Non-ROS Threads#
The thread configurator can also manage scheduling for threads that are not part of any ROS 2 executor — for example, sensor driver threads or custom worker threads.
Each non-ROS thread reports its TID and a logical name to the configurator daemon, which then applies the scheduling parameters defined in the YAML configuration. Clients are available for both C++ and Rust.
C++#
Use agnocast_cie_thread_configurator::spawn_non_ros2_thread instead of std::thread to create the thread. This function automatically reports the thread's ID to the configurator so that scheduling parameters can be applied.
#include "agnocast_cie_thread_configurator/cie_thread_configurator.hpp"
// Instead of:
// std::thread t(my_worker_function, arg1, arg2);
// Use:
std::thread t = agnocast_cie_thread_configurator::spawn_non_ros2_thread(
"my_worker", // unique thread name (must match YAML config)
my_worker_function,
arg1, arg2);
The thread_name must be unique among all threads managed by the configurator, and must match the name field in the YAML configuration.
CMake#
Add agnocast_cie_thread_configurator as a dependency:
find_package(agnocast_cie_thread_configurator REQUIRED)
ament_target_dependencies(your_target agnocast_cie_thread_configurator)
Rust#
A pure-Rust client crate (agnocast_cie_thread_configurator_client) implements the same protocol for Rust programs. It exposes two entry points:
spawn_non_ros2_thread(thread_name, closure)— spawns a thread that reports itself to the configurator, then runs the closure; returns itsJoinHandle<T>. This is the Rust counterpart of the C++ function.report_current_thread(thread_name)— reports the calling thread. Use this for threads that are not created viaspawn_non_ros2_thread, such as themainthread.
use agnocast_cie_thread_configurator_client::{report_current_thread, spawn_non_ros2_thread};
fn main() {
// Report a thread created outside spawn_non_ros2_thread (e.g. main).
report_current_thread("main_thread");
// Spawn a managed worker thread.
let handle = spawn_non_ros2_thread("my_worker", || {
// worker body
});
handle.join().unwrap();
}
As with C++, thread_name must be unique among all threads managed by the configurator, and must match the name field in the YAML configuration.
Cargo#
The crate lives in the Agnocast repository under src/agnocast_cie_thread_configurator/rust/ and is built standalone with Cargo (it has no package.xml, so colcon ignores it). Add it as a Git dependency:
[dependencies]
agnocast_cie_thread_configurator_client = { git = "https://github.com/autowarefoundation/agnocast.git" }
The crate is dependency-light (only libc and log) and links against neither Agnocast, ROS 2, nor DDS, so it can be statically linked — for example against x86_64-unknown-linux-musl. Reporting is best-effort: if the configurator daemon is not running, the failure is logged through the log crate and the thread runs normally.
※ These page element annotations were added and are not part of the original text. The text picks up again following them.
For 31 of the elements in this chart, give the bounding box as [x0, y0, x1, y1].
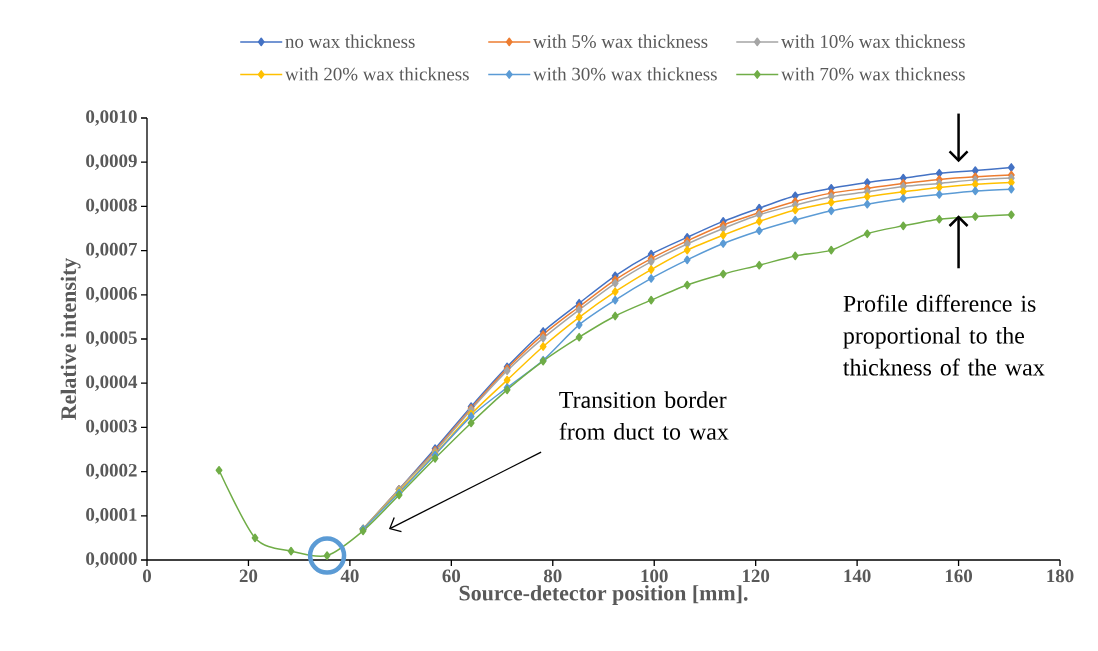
legend-label: no wax thickness: [285, 34, 415, 48]
legend-label: with 20% wax thickness: [284, 67, 469, 81]
annotation: Profile difference is proportional to the thickness of the wax: [843, 294, 1045, 376]
x-tick-label: 40: [340, 569, 359, 583]
annotation: Transition border from duct to wax: [559, 391, 729, 440]
y-tick-label: 0,0000: [86, 552, 137, 568]
x-tick-label: 100: [641, 569, 668, 583]
x-tick-label: 20: [239, 569, 258, 583]
y-tick-label: 0,0006: [86, 287, 137, 303]
y-tick-label: 0,0010: [86, 110, 137, 126]
legend-label: with 10% wax thickness: [781, 34, 965, 48]
y-tick-label: 0,0001: [86, 508, 137, 524]
y-tick-label: 0,0008: [86, 198, 137, 215]
legend-label: with 30% wax thickness: [533, 67, 717, 81]
x-tick-label: 180: [1047, 569, 1074, 583]
x-tick-label: 120: [742, 569, 770, 583]
x-tick-label: 0: [142, 569, 151, 583]
y-tick-label: 0,0003: [86, 419, 137, 436]
x-tick-label: 140: [844, 569, 871, 583]
y-tick-label: 0,0005: [86, 331, 137, 347]
y-tick-label: 0,0004: [86, 375, 138, 391]
y-tick-label: 0,0009: [86, 154, 137, 170]
x-tick-label: 160: [945, 569, 973, 583]
x-axis-title: Source-detector position [mm].: [459, 585, 748, 606]
x-tick-label: 60: [442, 569, 461, 583]
y-tick-label: 0,0007: [86, 242, 138, 259]
legend-label: with 5% wax thickness: [533, 34, 708, 48]
y-axis-title: Relative intensity: [60, 257, 81, 420]
x-tick-label: 80: [543, 569, 562, 583]
y-tick-label: 0,0002: [86, 463, 137, 480]
legend-label: with 70% wax thickness: [781, 67, 965, 81]
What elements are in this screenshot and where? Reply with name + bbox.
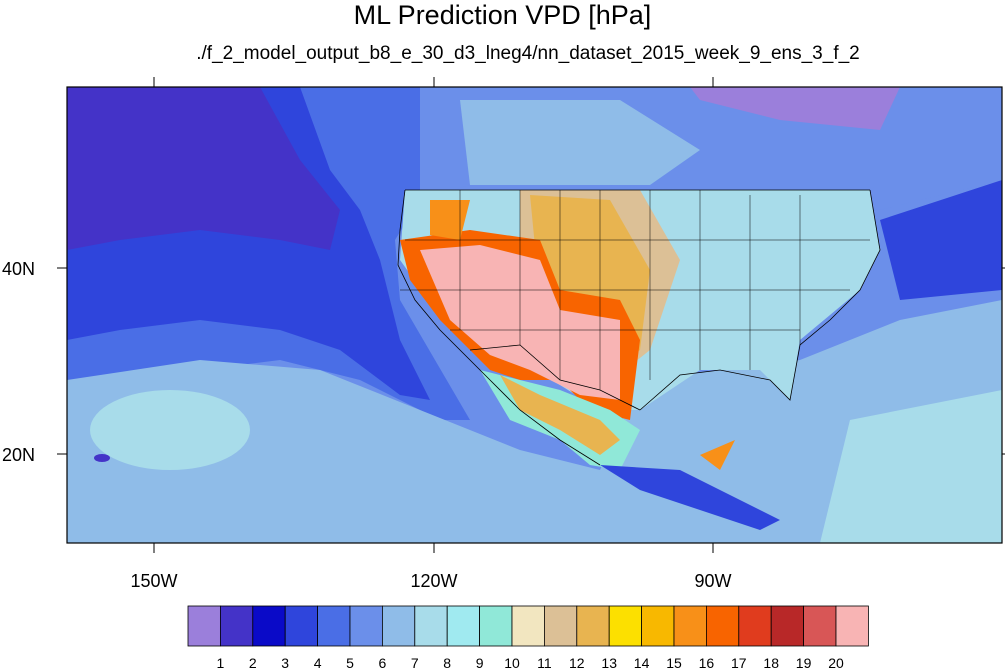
- colorbar-label: 10: [504, 655, 520, 671]
- colorbar-label: 1: [217, 655, 225, 671]
- colorbar-swatch: [414, 605, 448, 647]
- colorbar-swatch: [706, 605, 740, 647]
- colorbar-swatch: [349, 605, 383, 647]
- vpd-field: [67, 87, 1002, 543]
- colorbar-swatch: [803, 605, 837, 647]
- colorbar-swatch: [738, 605, 772, 647]
- colorbar-swatch: [317, 605, 351, 647]
- lat-label-20n: 20N: [2, 445, 35, 465]
- land-cuba: [700, 440, 735, 470]
- lat-label-40n: 40N: [2, 259, 35, 279]
- colorbar-swatch: [770, 605, 805, 647]
- colorbar-label: 17: [731, 655, 747, 671]
- colorbar-label: 20: [828, 655, 844, 671]
- colorbar-swatch: [576, 605, 610, 647]
- colorbar-swatch: [381, 605, 416, 647]
- colorbar-swatch: [219, 605, 254, 647]
- colorbar-label: 4: [314, 655, 322, 671]
- page-title: ML Prediction VPD [hPa]: [353, 0, 652, 30]
- colorbar-swatch: [446, 605, 481, 647]
- colorbar-label: 7: [411, 655, 419, 671]
- colorbar-swatch: [544, 605, 578, 647]
- colorbar-label: 11: [537, 655, 552, 671]
- colorbar-label: 8: [443, 655, 451, 671]
- colorbar-swatch: [608, 605, 643, 647]
- land-canada-light: [460, 100, 700, 185]
- colorbar-label: 3: [281, 655, 289, 671]
- colorbar-swatch: [511, 605, 545, 647]
- colorbar-swatch: [187, 605, 221, 647]
- colorbar-swatch: [673, 605, 707, 647]
- lon-label-90w: 90W: [694, 571, 731, 591]
- colorbar-label: 13: [601, 655, 617, 671]
- land-central-america: [600, 465, 780, 530]
- colorbar-label: 19: [796, 655, 812, 671]
- lon-label-150w: 150W: [130, 571, 177, 591]
- land-hudson: [690, 87, 900, 130]
- coastline-east: [639, 189, 881, 411]
- colorbar-label: 15: [666, 655, 682, 671]
- ocean-light-patch: [90, 390, 250, 470]
- colorbar-label: 5: [346, 655, 354, 671]
- colorbar-label: 6: [379, 655, 387, 671]
- colorbar-swatch: [641, 605, 675, 647]
- ocean-caribbean: [820, 390, 1002, 543]
- state-lines: [400, 190, 870, 390]
- colorbar-swatch: [252, 605, 286, 647]
- lon-label-120w: 120W: [410, 571, 457, 591]
- colorbar-label: 14: [634, 655, 650, 671]
- colorbar: 1 2 3 4 5 6 7 8 9 10 11 12 13 14 15 16 17 18 19 20: [187, 605, 869, 671]
- colorbar-swatch: [284, 605, 319, 647]
- hawaii-islands: [94, 454, 110, 462]
- ocean-north-atlantic: [880, 180, 1002, 300]
- page-subtitle: ./f_2_model_output_b8_e_30_d3_lneg4/nn_d…: [196, 43, 860, 64]
- colorbar-label: 9: [476, 655, 484, 671]
- axis-ticks: [57, 77, 1005, 553]
- colorbar-label: 2: [249, 655, 257, 671]
- colorbar-swatch: [479, 605, 513, 647]
- ocean-darkest: [67, 87, 340, 250]
- colorbar-label: 18: [763, 655, 779, 671]
- colorbar-label: 16: [699, 655, 715, 671]
- coastline-west: [397, 189, 601, 466]
- land-mexico-warm: [500, 375, 620, 455]
- colorbar-label: 12: [569, 655, 585, 671]
- colorbar-swatch: [835, 605, 869, 647]
- map-frame: [66, 86, 1003, 544]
Toggling Agnocast on and off#
The crate performs no gating of its own — it always reports when called, and whether to call it at all is decided entirely on the consumer side. The recommended pattern is to make it an optional dependency behind a Cargo feature that is off by default, so the program can be built either with or without Agnocast (for example, to ship a statically-linked binary in an environment where Agnocast is not installed):
[dependencies]
agnocast_cie_thread_configurator_client = { git = "https://github.com/autowarefoundation/agnocast.git", optional = true }
[features]
default = []
agnocast = ["dep:agnocast_cie_thread_configurator_client"]
Gate the calls on that feature so they compile out completely when it is disabled:
#[cfg(feature = "agnocast")]
use agnocast_cie_thread_configurator_client::report_current_thread;
fn main() {
#[cfg(feature = "agnocast")]
report_current_thread("main_thread");
// ... rest of the program runs identically with or without the feature ...
}
Build with Agnocast off (default) or on:
cargo build # Agnocast off: crate is not compiled in
cargo build --features agnocast # Agnocast on: threads are reported
When the feature is off, the crate is neither compiled nor linked. When it is on, reporting still degrades gracefully if the configurator daemon is absent (see above).
YAML Configuration#
Configure non-ROS threads under the non_ros_threads section:
non_ros_threads:
- name: my_worker
policy: SCHED_FIFO
priority: 85
affinity: [3]
The fields are the same as callback_groups except name is used instead of id. All scheduling policies including SCHED_DEADLINE are supported. See the YAML Specification for details.
Prerun Mode#
Non-ROS threads are also discovered by the prerun mode and included in the generated template.yaml.